Supply chain attack prevention rarely takes place based on data
In companies around the world, complete data governance programs are rare. Only about one-third of companies have already integrated such a program to make sustainable decisions around cyber investments. As mentioned earlier, Germany has a particularly pronounced reactive approach to cybersecurity. Here, a mere 21 percent of companies rely on real-time threat intelligence and the quantification of cyber risks. Conversely, this means that 79% of German companies wait until a cyberattack occurs and only then react. This is undoubtedly not a recommendable approach in a world characterized by increasing digital complexity.

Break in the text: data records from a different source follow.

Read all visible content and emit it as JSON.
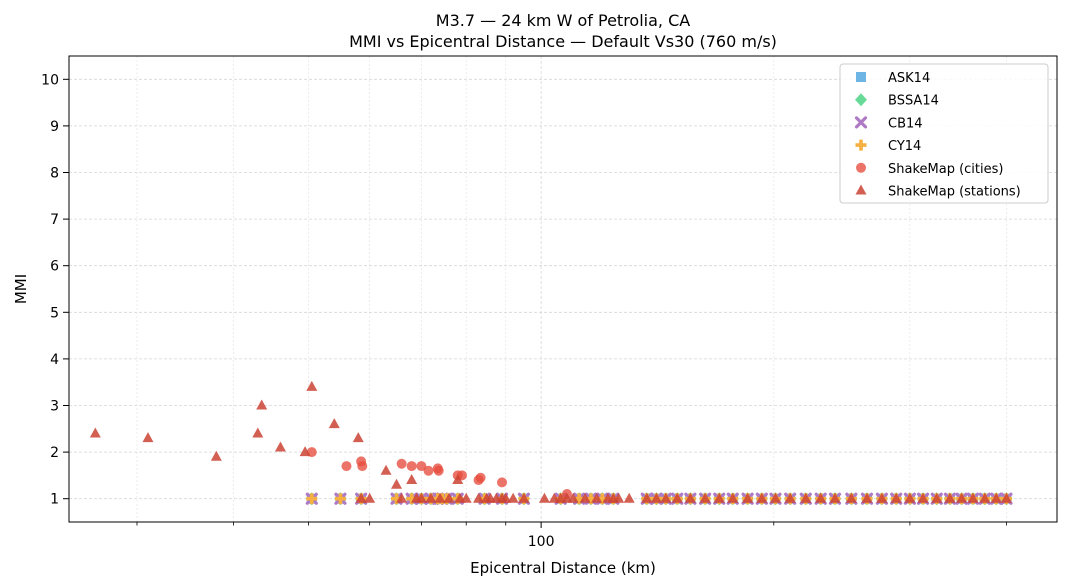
{
  "chart_data": {
    "type": "scatter",
    "title": "M3.7 — 24 km W of Petrolia, CA",
    "subtitle": "MMI vs Epicentral Distance — Default Vs30 (760 m/s)",
    "xlabel": "Epicentral Distance (km)",
    "ylabel": "MMI",
    "x_scale": "log",
    "xlim": [
      24.5,
      465
    ],
    "ylim": [
      0.5,
      10.5
    ],
    "x_ticks": [
      100
    ],
    "x_tick_labels": [
      "100"
    ],
    "y_ticks": [
      1,
      2,
      3,
      4,
      5,
      6,
      7,
      8,
      9,
      10
    ],
    "y_tick_labels": [
      "1",
      "2",
      "3",
      "4",
      "5",
      "6",
      "7",
      "8",
      "9",
      "10"
    ],
    "grid": true,
    "legend_position": "top-right",
    "series": [
      {
        "name": "ASK14",
        "marker": "square",
        "color": "#5DADE2",
        "x": [
          50.5,
          55,
          58.5,
          65,
          68,
          70,
          72,
          73.5,
          74.5,
          75.5,
          78,
          84.5,
          89,
          95,
          106,
          112,
          116,
          120,
          124,
          137,
          141,
          145,
          150,
          156,
          163,
          170,
          177,
          185,
          193,
          201,
          210,
          220,
          230,
          240,
          252,
          264,
          276,
          288,
          300,
          312,
          325,
          338,
          350,
          362,
          375,
          388,
          400
        ],
        "y": [
          1,
          1,
          1,
          1,
          1,
          1,
          1,
          1,
          1,
          1,
          1,
          1,
          1,
          1,
          1,
          1,
          1,
          1,
          1,
          1,
          1,
          1,
          1,
          1,
          1,
          1,
          1,
          1,
          1,
          1,
          1,
          1,
          1,
          1,
          1,
          1,
          1,
          1,
          1,
          1,
          1,
          1,
          1,
          1,
          1,
          1,
          1
        ]
      },
      {
        "name": "BSSA14",
        "marker": "diamond",
        "color": "#58D68D",
        "x": [
          50.5,
          55,
          58.5,
          65,
          68,
          70,
          72,
          73.5,
          74.5,
          75.5,
          78,
          84.5,
          89,
          95,
          106,
          112,
          116,
          120,
          124,
          137,
          141,
          145,
          150,
          156,
          163,
          170,
          177,
          185,
          193,
          201,
          210,
          220,
          230,
          240,
          252,
          264,
          276,
          288,
          300,
          312,
          325,
          338,
          350,
          362,
          375,
          388,
          400
        ],
        "y": [
          1,
          1,
          1,
          1,
          1,
          1,
          1,
          1,
          1,
          1,
          1,
          1,
          1,
          1,
          1,
          1,
          1,
          1,
          1,
          1,
          1,
          1,
          1,
          1,
          1,
          1,
          1,
          1,
          1,
          1,
          1,
          1,
          1,
          1,
          1,
          1,
          1,
          1,
          1,
          1,
          1,
          1,
          1,
          1,
          1,
          1,
          1
        ]
      },
      {
        "name": "CB14",
        "marker": "x",
        "color": "#AF7AC5",
        "x": [
          50.5,
          55,
          58.5,
          65,
          68,
          70,
          72,
          73.5,
          74.5,
          75.5,
          78,
          84.5,
          89,
          95,
          106,
          112,
          116,
          120,
          124,
          137,
          141,
          145,
          150,
          156,
          163,
          170,
          177,
          185,
          193,
          201,
          210,
          220,
          230,
          240,
          252,
          264,
          276,
          288,
          300,
          312,
          325,
          338,
          350,
          362,
          375,
          388,
          400
        ],
        "y": [
          1,
          1,
          1,
          1,
          1,
          1,
          1,
          1,
          1,
          1,
          1,
          1,
          1,
          1,
          1,
          1,
          1,
          1,
          1,
          1,
          1,
          1,
          1,
          1,
          1,
          1,
          1,
          1,
          1,
          1,
          1,
          1,
          1,
          1,
          1,
          1,
          1,
          1,
          1,
          1,
          1,
          1,
          1,
          1,
          1,
          1,
          1
        ]
      },
      {
        "name": "CY14",
        "marker": "plus",
        "color": "#F5B041",
        "x": [
          50.5,
          55,
          58.5,
          65,
          68,
          70,
          72,
          73.5,
          74.5,
          75.5,
          78,
          84.5,
          89,
          95,
          106,
          112,
          116,
          120,
          124,
          137,
          141,
          145,
          150,
          156,
          163,
          170,
          177,
          185,
          193,
          201,
          210,
          220,
          230,
          240,
          252,
          264,
          276,
          288,
          300,
          312,
          325,
          338,
          350,
          362,
          375,
          388,
          400
        ],
        "y": [
          1,
          1,
          1,
          1,
          1,
          1,
          1,
          1,
          1,
          1,
          1,
          1,
          1,
          1,
          1,
          1,
          1,
          1,
          1,
          1,
          1,
          1,
          1,
          1,
          1,
          1,
          1,
          1,
          1,
          1,
          1,
          1,
          1,
          1,
          1,
          1,
          1,
          1,
          1,
          1,
          1,
          1,
          1,
          1,
          1,
          1,
          1
        ]
      },
      {
        "name": "ShakeMap (cities)",
        "marker": "circle",
        "color": "#E74C3C",
        "x": [
          50.5,
          56,
          58.5,
          58.7,
          66,
          68,
          70,
          71.5,
          73.5,
          73.7,
          78,
          79,
          83,
          83.5,
          89,
          108
        ],
        "y": [
          2.0,
          1.7,
          1.8,
          1.7,
          1.75,
          1.7,
          1.7,
          1.6,
          1.65,
          1.6,
          1.5,
          1.5,
          1.4,
          1.45,
          1.35,
          1.1
        ]
      },
      {
        "name": "ShakeMap (stations)",
        "marker": "triangle",
        "color": "#CB4335",
        "x": [
          26.5,
          31,
          38,
          43,
          43.5,
          46,
          49.5,
          50.5,
          54,
          58,
          58.5,
          60,
          63,
          65,
          66,
          68,
          69,
          70,
          72,
          74,
          76,
          78,
          78.5,
          80,
          83,
          85,
          86,
          87.5,
          89,
          90,
          92,
          95,
          101,
          104,
          106,
          108,
          110,
          114,
          118,
          122,
          124,
          126,
          130,
          137,
          141,
          145,
          150,
          156,
          163,
          170,
          177,
          185,
          193,
          201,
          210,
          220,
          230,
          240,
          252,
          264,
          276,
          288,
          300,
          312,
          325,
          338,
          350,
          362,
          375,
          388,
          400
        ],
        "y": [
          2.4,
          2.3,
          1.9,
          2.4,
          3.0,
          2.1,
          2.0,
          3.4,
          2.6,
          2.3,
          1.0,
          1.0,
          1.6,
          1.3,
          1.0,
          1.4,
          1.0,
          1.0,
          1.0,
          1.0,
          1.0,
          1.4,
          1.0,
          1.0,
          1.0,
          1.0,
          1.0,
          1.0,
          1.0,
          1.0,
          1.0,
          1.0,
          1.0,
          1.0,
          1.0,
          1.0,
          1.0,
          1.0,
          1.0,
          1.0,
          1.0,
          1.0,
          1.0,
          1.0,
          1.0,
          1.0,
          1.0,
          1.0,
          1.0,
          1.0,
          1.0,
          1.0,
          1.0,
          1.0,
          1.0,
          1.0,
          1.0,
          1.0,
          1.0,
          1.0,
          1.0,
          1.0,
          1.0,
          1.0,
          1.0,
          1.0,
          1.0,
          1.0,
          1.0,
          1.0,
          1.0
        ]
      }
    ]
  }
}
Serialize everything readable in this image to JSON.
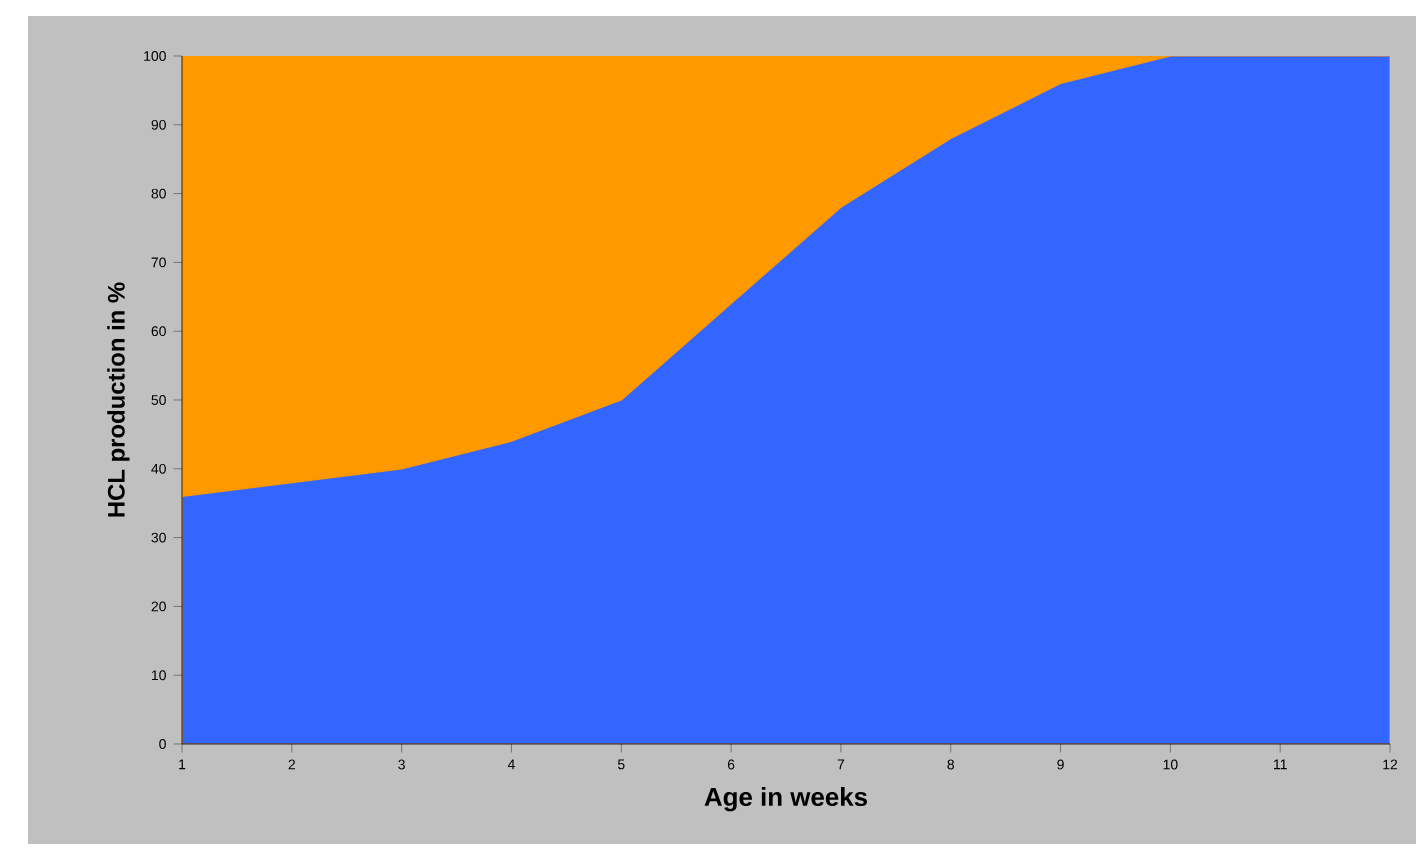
{
  "chart_data": {
    "type": "area",
    "stacked": true,
    "xlabel": "Age in weeks",
    "ylabel": "HCL production in %",
    "x": [
      1,
      2,
      3,
      4,
      5,
      6,
      7,
      8,
      9,
      10,
      11,
      12
    ],
    "series": [
      {
        "color": "#3366ff",
        "values": [
          36,
          38,
          40,
          44,
          50,
          64,
          78,
          88,
          96,
          100,
          100,
          100
        ]
      },
      {
        "color": "#ff9900",
        "values": [
          64,
          62,
          60,
          56,
          50,
          36,
          22,
          12,
          4,
          0,
          0,
          0
        ]
      }
    ],
    "xlim": [
      1,
      12
    ],
    "ylim": [
      0,
      100
    ],
    "xticks": [
      1,
      2,
      3,
      4,
      5,
      6,
      7,
      8,
      9,
      10,
      11,
      12
    ],
    "yticks": [
      0,
      10,
      20,
      30,
      40,
      50,
      60,
      70,
      80,
      90,
      100
    ],
    "marker": "none"
  }
}
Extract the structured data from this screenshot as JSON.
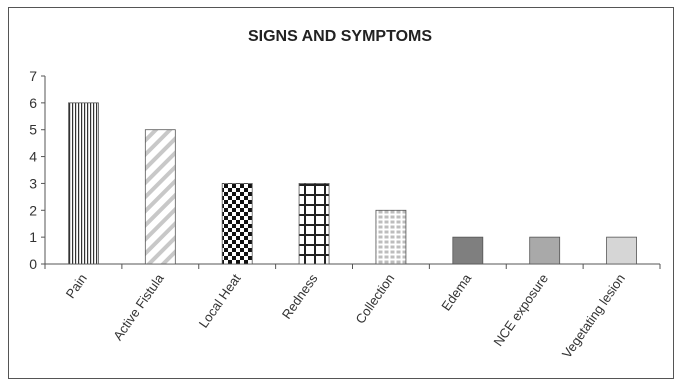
{
  "chart_data": {
    "type": "bar",
    "title": "SIGNS AND SYMPTOMS",
    "xlabel": "",
    "ylabel": "",
    "ylim": [
      0,
      7
    ],
    "yticks": [
      0,
      1,
      2,
      3,
      4,
      5,
      6,
      7
    ],
    "grid": false,
    "legend": "none",
    "categories": [
      "Pain",
      "Active Fistula",
      "Local Heat",
      "Redness",
      "Collection",
      "Edema",
      "NCE exposure",
      "Vegetating lesion"
    ],
    "values": [
      6,
      5,
      3,
      3,
      2,
      1,
      1,
      1
    ],
    "fills": [
      "vertical-stripes",
      "diagonal-hatch",
      "checkerboard",
      "grid",
      "brick-dots",
      "solid-dark-gray",
      "solid-medium-gray",
      "solid-light-gray"
    ],
    "colors": {
      "dark": "#7f7f7f",
      "medium": "#a9a9a9",
      "light": "#d6d6d6",
      "ink": "#222222"
    }
  }
}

Supply chain attacks are challenging companies around the world. The quantity of supply chain attacks is increasing significantly, but the quality of attacks is also on the rise. However, the PwC study makes it clear that supply chain security was still, at best, a niche topic in executive suites in 2021. Suppose with a lot of goodwill, one-third of all companies worldwide are actively combating supply chain attacks. In that case, this means, conversely, that two-thirds do not take supply chain security seriously - or do not recognize its relevance. The complexity of digital business structures is increasing. Cloud services, suppliers, the IoT: everything is becoming more digital, connected, and complex. Companies that continue to rely on reactive security measures focused solely on their own business will find themselves even more in the crosshairs of cybercriminals in the future. Supply chain attacks are a proactive approach that holds suppliers and vendors just as accountable as the company itself.